1.1 Download and Install MiniConda
MiniConda is a lightweight distribution of Conda, suitable for creating and managing virtual environments. Use the following commands to download and install:
mkdir -p ~/miniconda3
wget https://repo.anaconda.com/miniconda/Miniconda3-latest-Linux-x86_64.sh -O ~/miniconda3/miniconda.sh
bash ~/miniconda3/miniconda.sh -b -u -p ~/miniconda3
rm ~/miniconda3/miniconda.sh
After installation, initialize Conda:
~/miniconda3/bin/conda init --all
source ~/.bashrc
1.2 Create a New Environment
Use the following command to create a virtual environment:
conda create -n unitree-rl python=3.8
1.3 Activate the Virtual Environment
conda activate unitree-rl
2. Installing Dependencies
2.1 Install PyTorch
PyTorch is a neural network computation framework used for model training and inference. Install it using the following command:
conda install pytorch==2.3.1 torchvision==0.18.1 torchaudio==2.3.1 pytorch-cuda=12.1 -c pytorch -c nvidia
2.2 Install Isaac Gym
Isaac Gym is a rigid body simulation and training framework provided by Nvidia.
2.2.1 Download
Download Isaac Gym from Nvidia’s official website.
2.2.2 Install
After extracting the package, navigate to the isaacgym/python
folder and install it using the following commands:
cd isaacgym/python
pip install -e .
2.2.3 Verify Installation
Run the following command.
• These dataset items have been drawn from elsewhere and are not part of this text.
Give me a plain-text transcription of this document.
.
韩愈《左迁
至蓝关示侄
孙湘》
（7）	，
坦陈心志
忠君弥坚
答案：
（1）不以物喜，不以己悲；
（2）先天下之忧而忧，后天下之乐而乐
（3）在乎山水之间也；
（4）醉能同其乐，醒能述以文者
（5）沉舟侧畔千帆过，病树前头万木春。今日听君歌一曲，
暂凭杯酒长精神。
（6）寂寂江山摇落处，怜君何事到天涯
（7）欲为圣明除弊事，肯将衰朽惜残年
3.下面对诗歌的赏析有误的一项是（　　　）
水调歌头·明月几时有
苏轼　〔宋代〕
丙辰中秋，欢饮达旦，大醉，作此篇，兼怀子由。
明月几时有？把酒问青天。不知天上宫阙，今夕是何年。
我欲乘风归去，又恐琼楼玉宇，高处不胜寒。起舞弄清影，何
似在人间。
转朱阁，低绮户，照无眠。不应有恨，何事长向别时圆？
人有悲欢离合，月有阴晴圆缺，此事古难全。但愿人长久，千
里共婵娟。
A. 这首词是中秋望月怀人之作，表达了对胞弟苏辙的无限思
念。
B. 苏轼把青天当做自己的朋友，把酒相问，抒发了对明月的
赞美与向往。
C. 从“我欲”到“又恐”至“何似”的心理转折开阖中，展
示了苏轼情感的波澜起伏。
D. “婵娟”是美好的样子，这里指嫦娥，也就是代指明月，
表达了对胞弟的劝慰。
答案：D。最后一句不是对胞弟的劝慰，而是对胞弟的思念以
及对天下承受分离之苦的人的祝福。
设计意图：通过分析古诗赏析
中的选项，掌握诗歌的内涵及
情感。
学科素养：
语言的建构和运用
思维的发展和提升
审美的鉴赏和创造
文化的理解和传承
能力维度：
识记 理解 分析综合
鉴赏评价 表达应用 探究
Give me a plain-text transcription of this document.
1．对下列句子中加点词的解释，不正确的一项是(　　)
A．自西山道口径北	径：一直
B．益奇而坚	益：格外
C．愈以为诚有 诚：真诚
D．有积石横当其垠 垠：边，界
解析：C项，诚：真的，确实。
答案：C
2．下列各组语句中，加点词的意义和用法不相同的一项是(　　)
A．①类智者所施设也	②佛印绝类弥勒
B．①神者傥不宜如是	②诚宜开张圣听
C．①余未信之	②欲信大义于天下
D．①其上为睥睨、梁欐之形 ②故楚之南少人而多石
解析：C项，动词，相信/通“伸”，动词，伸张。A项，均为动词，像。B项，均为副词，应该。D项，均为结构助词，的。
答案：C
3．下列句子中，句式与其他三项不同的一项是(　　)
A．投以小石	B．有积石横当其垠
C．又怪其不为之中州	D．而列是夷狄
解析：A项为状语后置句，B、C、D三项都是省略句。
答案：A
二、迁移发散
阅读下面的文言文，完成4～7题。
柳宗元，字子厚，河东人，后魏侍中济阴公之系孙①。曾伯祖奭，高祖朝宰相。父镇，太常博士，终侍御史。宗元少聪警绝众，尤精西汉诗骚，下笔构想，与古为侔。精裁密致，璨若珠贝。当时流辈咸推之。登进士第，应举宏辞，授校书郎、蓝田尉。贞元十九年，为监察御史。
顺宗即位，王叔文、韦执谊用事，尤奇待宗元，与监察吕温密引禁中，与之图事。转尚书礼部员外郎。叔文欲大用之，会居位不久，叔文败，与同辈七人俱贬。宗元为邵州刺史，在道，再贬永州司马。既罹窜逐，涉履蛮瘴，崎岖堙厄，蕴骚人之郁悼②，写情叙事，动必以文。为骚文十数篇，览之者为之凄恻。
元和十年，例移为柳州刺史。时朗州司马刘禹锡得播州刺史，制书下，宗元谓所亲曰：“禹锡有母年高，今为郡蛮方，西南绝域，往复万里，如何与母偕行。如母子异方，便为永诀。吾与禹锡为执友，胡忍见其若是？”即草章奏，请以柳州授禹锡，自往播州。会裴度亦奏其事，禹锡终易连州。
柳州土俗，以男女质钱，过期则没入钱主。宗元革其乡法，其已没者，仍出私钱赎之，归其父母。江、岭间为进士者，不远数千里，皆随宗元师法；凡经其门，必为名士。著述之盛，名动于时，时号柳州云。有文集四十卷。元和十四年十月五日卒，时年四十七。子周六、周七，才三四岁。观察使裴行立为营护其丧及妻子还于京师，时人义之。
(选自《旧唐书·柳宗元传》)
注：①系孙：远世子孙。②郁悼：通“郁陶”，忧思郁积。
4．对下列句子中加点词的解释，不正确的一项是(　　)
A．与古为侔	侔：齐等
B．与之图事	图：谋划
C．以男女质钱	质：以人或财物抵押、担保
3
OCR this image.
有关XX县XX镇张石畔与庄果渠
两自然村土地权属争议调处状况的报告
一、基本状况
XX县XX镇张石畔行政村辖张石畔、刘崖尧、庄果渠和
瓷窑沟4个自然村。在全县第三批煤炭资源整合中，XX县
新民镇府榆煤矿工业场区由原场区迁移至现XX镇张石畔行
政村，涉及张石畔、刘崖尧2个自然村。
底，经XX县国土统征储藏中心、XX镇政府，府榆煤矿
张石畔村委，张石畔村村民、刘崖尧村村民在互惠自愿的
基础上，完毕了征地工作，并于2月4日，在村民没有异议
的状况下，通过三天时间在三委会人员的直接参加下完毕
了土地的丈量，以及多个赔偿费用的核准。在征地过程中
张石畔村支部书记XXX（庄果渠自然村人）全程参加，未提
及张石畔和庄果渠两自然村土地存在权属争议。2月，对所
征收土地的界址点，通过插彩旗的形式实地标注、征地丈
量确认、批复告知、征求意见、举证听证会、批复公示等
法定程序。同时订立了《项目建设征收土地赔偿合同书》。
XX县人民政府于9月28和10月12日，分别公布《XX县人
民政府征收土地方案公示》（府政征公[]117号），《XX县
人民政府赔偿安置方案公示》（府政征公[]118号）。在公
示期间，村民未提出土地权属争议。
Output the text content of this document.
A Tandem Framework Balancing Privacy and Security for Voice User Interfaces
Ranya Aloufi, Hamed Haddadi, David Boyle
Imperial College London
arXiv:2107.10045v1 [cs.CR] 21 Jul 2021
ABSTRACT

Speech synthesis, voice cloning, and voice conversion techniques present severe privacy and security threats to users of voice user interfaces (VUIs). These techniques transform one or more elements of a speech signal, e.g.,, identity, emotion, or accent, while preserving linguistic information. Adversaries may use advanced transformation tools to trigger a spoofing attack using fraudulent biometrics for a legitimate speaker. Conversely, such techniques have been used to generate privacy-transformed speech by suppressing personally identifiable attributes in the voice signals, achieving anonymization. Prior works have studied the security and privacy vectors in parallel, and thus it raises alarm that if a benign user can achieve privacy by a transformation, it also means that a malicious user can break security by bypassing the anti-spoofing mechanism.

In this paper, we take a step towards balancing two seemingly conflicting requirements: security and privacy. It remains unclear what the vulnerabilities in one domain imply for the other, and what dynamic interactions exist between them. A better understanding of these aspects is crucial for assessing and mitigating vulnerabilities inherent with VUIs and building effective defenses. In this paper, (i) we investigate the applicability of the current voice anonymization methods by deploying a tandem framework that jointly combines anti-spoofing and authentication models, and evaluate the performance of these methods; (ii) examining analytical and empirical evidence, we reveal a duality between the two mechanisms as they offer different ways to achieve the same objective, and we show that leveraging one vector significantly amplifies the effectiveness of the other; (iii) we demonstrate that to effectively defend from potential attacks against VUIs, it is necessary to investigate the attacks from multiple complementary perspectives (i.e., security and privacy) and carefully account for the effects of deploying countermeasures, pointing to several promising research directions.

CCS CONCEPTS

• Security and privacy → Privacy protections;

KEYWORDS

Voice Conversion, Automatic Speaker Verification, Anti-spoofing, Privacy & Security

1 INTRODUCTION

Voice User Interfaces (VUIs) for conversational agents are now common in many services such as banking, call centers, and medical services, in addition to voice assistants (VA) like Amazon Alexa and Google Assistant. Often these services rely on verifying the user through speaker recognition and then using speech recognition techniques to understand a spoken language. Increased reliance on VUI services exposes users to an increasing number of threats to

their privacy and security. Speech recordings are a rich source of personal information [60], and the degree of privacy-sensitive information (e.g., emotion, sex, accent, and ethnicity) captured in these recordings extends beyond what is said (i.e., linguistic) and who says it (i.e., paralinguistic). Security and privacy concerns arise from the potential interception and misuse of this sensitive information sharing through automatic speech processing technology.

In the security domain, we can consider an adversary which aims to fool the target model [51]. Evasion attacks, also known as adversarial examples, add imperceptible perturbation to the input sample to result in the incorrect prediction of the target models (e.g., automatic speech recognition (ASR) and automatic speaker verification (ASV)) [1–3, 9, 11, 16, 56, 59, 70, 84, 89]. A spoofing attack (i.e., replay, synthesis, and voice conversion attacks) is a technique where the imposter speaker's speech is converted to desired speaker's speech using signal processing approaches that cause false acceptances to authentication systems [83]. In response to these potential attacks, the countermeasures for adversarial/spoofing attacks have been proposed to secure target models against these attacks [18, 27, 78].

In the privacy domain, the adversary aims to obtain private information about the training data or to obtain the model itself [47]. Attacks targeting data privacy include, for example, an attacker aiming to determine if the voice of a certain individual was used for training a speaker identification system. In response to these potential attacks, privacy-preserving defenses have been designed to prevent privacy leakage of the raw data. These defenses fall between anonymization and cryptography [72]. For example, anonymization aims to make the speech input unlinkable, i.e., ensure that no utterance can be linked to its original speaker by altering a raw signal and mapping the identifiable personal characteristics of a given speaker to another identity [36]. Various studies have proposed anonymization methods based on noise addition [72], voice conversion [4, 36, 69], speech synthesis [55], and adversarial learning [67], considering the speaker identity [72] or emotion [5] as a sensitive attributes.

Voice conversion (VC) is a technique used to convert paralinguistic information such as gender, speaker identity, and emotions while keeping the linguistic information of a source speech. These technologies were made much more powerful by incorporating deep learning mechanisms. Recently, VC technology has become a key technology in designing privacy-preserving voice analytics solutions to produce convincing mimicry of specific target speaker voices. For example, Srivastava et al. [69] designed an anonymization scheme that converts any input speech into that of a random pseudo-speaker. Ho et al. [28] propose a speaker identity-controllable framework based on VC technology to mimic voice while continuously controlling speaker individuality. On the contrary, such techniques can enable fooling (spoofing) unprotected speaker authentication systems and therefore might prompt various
If a window opens displaying 1080 balls falling, the installation was successful:
cd examples
python 1080_balls_of_solitude.py
If you encounter any issues, refer to the official documentation at isaacgym/docs/index.html
.
2.3 Install rsl_rl
rsl_rl
is a library implementing reinforcement learning algorithms.
2.3.1 Download
Clone the repository using Git:
git clone https://github.com/leggedrobotics/rsl_rl.git
2.3.2 Switch Branch
Switch to the v1.0.2 branch:
cd rsl_rl
git checkout v1.0.2
2.3.3 Install
pip install -e .
2.4 Install unitree_rl_gym
2.4.1 Download
Clone the repository using Git:
git clone https://github.com/unitreerobotics/unitree_rl_gym.git
2.4.2 Install
Navigate to the directory and install it:
cd unitree_rl_gym
pip install -e .
2.5 Install unitree_sdk2py (Optional)
unitree_sdk2py
is a library used for communication with real robots. If you need to deploy the trained model on a physical robot, install this library.
2.5.1 Download
Clone the repository using Git:
git clone https://github.com/unitreerobotics/unitree_sdk2_python.git
2.5.2 Install
Navigate to the directory and install it:
cd unitree_sdk2_python
pip install -e .
Summary
After completing the above steps, you are ready to run the related programs in the virtual environment. If you encounter any issues, refer to the official documentation of each component or check if the dependencies are installed correctly.